I don't know if this show would have the same impact today, seeing as how movie audiences take visual effects for granted as part of the movie-going experience (which is exactly how its SUPPOSED to be) but it certainly sparked my interest.
apparently, to make a comment on this page, you need at least 10 lines of text. being the thrifty "say more with less words" guy that I am, feel free to read my line filler.
blah blah blah...
you talking to ME?
Chewie, they're behind you! BBRRRAAAWWWW!!!!
*** This review may contain spoilers ***
Every day after school Ide plunk myself down and turn on this show. This show was the best guide I have seen as to how special effect where being used in the film and TV industry. It showed all the special features from films that you wanted to see, have seen or where coming out. It gave you interviews with the FX masters like Rick Baker, James Cameron, Ray Harryhausen, Brian Henson, Tom Savini, Dick Smith and countless others at to The nature of their work. Everything from Pyrotechnics to CGI to Makeup FX to puppetry was showcased in this documentary series. THis is what most horror/action/sci-fi fans would rather see in entertainment news other than the tabloid hi-jinx of yesterdays news. So to sum up... I Loved the series and was sad to see it go... Love to have it back.

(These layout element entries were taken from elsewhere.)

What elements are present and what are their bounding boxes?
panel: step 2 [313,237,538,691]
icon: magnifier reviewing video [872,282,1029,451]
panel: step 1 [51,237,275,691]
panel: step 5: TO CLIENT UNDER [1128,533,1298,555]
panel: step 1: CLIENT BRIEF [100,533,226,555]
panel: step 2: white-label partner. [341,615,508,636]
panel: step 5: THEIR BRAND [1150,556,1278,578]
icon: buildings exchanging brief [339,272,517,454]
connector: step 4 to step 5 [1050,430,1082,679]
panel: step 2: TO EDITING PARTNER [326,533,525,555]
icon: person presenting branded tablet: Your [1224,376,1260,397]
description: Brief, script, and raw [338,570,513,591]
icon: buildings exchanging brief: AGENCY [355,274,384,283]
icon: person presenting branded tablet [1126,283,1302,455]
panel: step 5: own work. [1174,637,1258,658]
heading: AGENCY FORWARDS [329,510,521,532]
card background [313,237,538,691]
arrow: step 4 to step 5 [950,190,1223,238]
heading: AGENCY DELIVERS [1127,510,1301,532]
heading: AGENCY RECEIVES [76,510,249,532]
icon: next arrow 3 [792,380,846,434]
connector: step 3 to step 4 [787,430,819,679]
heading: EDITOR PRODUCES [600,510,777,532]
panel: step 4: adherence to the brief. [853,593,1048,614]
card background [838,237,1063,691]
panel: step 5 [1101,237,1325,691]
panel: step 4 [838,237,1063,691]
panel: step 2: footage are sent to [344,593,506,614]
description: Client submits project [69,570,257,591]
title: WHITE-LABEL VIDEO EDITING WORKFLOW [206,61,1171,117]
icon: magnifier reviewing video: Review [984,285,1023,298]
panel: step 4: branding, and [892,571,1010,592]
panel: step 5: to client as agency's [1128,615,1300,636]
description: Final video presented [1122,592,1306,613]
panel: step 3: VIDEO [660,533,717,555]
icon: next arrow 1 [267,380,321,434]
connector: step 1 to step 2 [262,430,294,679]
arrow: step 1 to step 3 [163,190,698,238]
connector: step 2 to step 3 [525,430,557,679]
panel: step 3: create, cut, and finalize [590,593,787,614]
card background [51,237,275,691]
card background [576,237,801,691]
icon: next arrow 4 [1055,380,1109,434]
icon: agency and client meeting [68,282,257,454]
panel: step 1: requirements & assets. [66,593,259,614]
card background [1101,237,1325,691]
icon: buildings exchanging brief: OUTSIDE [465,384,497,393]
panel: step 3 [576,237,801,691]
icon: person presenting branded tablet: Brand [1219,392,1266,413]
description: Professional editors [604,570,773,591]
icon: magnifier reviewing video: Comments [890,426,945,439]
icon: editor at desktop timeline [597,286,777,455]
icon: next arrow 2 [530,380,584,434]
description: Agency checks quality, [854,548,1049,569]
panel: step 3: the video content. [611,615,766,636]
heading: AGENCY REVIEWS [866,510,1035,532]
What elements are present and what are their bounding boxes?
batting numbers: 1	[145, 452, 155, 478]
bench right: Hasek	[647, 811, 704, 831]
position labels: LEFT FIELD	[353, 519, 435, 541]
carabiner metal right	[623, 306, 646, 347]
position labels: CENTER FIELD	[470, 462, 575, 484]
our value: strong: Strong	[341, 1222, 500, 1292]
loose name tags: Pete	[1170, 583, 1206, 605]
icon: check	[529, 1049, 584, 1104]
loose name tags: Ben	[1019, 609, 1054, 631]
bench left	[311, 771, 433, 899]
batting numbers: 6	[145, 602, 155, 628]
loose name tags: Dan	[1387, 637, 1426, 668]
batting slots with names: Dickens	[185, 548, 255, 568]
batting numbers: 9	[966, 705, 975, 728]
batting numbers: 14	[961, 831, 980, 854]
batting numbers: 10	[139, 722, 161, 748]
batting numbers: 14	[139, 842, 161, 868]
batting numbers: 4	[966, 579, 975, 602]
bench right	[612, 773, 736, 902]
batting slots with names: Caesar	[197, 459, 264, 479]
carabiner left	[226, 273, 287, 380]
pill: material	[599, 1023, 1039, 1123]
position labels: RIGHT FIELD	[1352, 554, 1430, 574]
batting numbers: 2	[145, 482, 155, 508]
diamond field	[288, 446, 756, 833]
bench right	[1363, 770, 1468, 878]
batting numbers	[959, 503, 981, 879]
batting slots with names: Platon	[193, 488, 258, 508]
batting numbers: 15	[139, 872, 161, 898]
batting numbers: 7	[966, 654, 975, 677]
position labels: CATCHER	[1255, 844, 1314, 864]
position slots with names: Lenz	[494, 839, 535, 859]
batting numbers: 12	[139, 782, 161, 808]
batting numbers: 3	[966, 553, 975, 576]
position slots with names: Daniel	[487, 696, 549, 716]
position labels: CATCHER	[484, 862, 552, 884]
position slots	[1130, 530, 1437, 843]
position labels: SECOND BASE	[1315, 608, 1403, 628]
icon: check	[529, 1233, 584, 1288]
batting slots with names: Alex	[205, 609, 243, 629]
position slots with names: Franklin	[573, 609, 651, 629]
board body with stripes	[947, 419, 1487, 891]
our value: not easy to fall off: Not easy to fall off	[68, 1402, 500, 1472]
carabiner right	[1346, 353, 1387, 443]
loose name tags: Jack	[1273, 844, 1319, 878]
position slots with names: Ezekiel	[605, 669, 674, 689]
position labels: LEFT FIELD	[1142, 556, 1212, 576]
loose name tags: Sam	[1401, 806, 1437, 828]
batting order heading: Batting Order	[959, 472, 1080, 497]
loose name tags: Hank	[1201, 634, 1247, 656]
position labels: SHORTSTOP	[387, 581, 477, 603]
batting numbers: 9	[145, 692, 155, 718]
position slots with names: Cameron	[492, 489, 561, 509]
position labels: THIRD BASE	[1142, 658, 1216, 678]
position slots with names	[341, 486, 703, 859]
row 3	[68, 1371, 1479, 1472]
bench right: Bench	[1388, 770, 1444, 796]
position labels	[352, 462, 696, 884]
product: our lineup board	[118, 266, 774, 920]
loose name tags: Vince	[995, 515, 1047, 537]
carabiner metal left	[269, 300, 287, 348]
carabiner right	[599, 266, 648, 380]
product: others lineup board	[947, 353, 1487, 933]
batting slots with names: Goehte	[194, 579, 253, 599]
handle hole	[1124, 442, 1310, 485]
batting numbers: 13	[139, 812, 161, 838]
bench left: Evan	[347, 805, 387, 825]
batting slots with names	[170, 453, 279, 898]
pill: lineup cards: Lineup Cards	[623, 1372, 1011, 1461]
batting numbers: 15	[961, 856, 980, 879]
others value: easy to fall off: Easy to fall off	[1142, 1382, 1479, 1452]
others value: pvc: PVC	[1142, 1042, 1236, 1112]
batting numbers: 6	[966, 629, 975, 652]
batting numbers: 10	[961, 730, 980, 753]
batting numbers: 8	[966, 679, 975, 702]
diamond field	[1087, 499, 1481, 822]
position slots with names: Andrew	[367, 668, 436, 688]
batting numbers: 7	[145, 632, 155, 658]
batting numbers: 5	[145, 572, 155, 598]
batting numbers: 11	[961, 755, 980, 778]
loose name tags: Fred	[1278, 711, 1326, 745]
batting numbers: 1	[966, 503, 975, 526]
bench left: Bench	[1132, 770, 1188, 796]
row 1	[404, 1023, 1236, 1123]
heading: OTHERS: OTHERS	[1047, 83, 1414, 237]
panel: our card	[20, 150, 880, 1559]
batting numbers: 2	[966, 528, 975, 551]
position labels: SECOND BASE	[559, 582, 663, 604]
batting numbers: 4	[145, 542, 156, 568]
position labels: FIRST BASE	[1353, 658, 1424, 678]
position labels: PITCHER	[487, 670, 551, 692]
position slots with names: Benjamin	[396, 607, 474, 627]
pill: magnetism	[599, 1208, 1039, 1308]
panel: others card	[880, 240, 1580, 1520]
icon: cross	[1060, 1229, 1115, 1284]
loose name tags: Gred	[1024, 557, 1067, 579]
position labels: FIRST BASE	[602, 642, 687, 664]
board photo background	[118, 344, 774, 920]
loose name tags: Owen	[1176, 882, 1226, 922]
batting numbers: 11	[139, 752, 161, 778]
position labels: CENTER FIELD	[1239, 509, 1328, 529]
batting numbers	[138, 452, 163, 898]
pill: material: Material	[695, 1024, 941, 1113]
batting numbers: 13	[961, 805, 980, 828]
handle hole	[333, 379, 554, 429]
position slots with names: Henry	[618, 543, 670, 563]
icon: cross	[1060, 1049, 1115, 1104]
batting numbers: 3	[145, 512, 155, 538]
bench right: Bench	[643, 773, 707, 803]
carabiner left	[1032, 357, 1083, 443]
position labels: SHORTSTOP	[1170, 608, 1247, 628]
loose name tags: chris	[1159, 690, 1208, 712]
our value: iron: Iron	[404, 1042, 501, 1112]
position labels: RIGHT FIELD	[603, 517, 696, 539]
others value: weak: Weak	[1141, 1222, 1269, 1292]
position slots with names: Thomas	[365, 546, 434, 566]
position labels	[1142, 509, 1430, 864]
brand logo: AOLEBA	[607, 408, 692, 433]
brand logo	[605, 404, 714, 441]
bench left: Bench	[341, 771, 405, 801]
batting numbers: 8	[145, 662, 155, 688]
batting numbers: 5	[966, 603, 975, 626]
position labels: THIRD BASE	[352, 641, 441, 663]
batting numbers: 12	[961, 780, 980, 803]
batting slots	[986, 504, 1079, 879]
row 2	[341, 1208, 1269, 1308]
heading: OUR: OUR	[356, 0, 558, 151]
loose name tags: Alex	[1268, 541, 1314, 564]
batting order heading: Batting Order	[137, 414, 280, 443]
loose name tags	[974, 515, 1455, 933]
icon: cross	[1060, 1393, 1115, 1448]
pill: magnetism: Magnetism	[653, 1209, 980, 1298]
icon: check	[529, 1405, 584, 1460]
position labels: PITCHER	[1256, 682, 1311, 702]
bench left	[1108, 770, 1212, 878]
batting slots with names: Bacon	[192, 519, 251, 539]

Unfortunately, this series has very little new stuff to offer to real movie fans. The series consists of four parts, all dealing with different aspects of the special effects business. The premise sounds interesting enough, but the execution is very poorly done. The individual episodes are built up entirely of promotional footage, with the producers and directors constantly emphasizing how fabulous and groundbreaking their movies are. The only highlight of the series is the episode that tells the history of stop-motion animation and the making of the effects on Jurassic Park. That particular episode is quite fascinating, with comments by Willis O'Brien, Ray Harryhausen and Rick Baker who manage to keep it continually interesting, even though they are constantly interrupted by commercials, that take some of the pace out of it. Watch the show for that episode alone (I think it was the second), the rest of the series is only of moderate interest.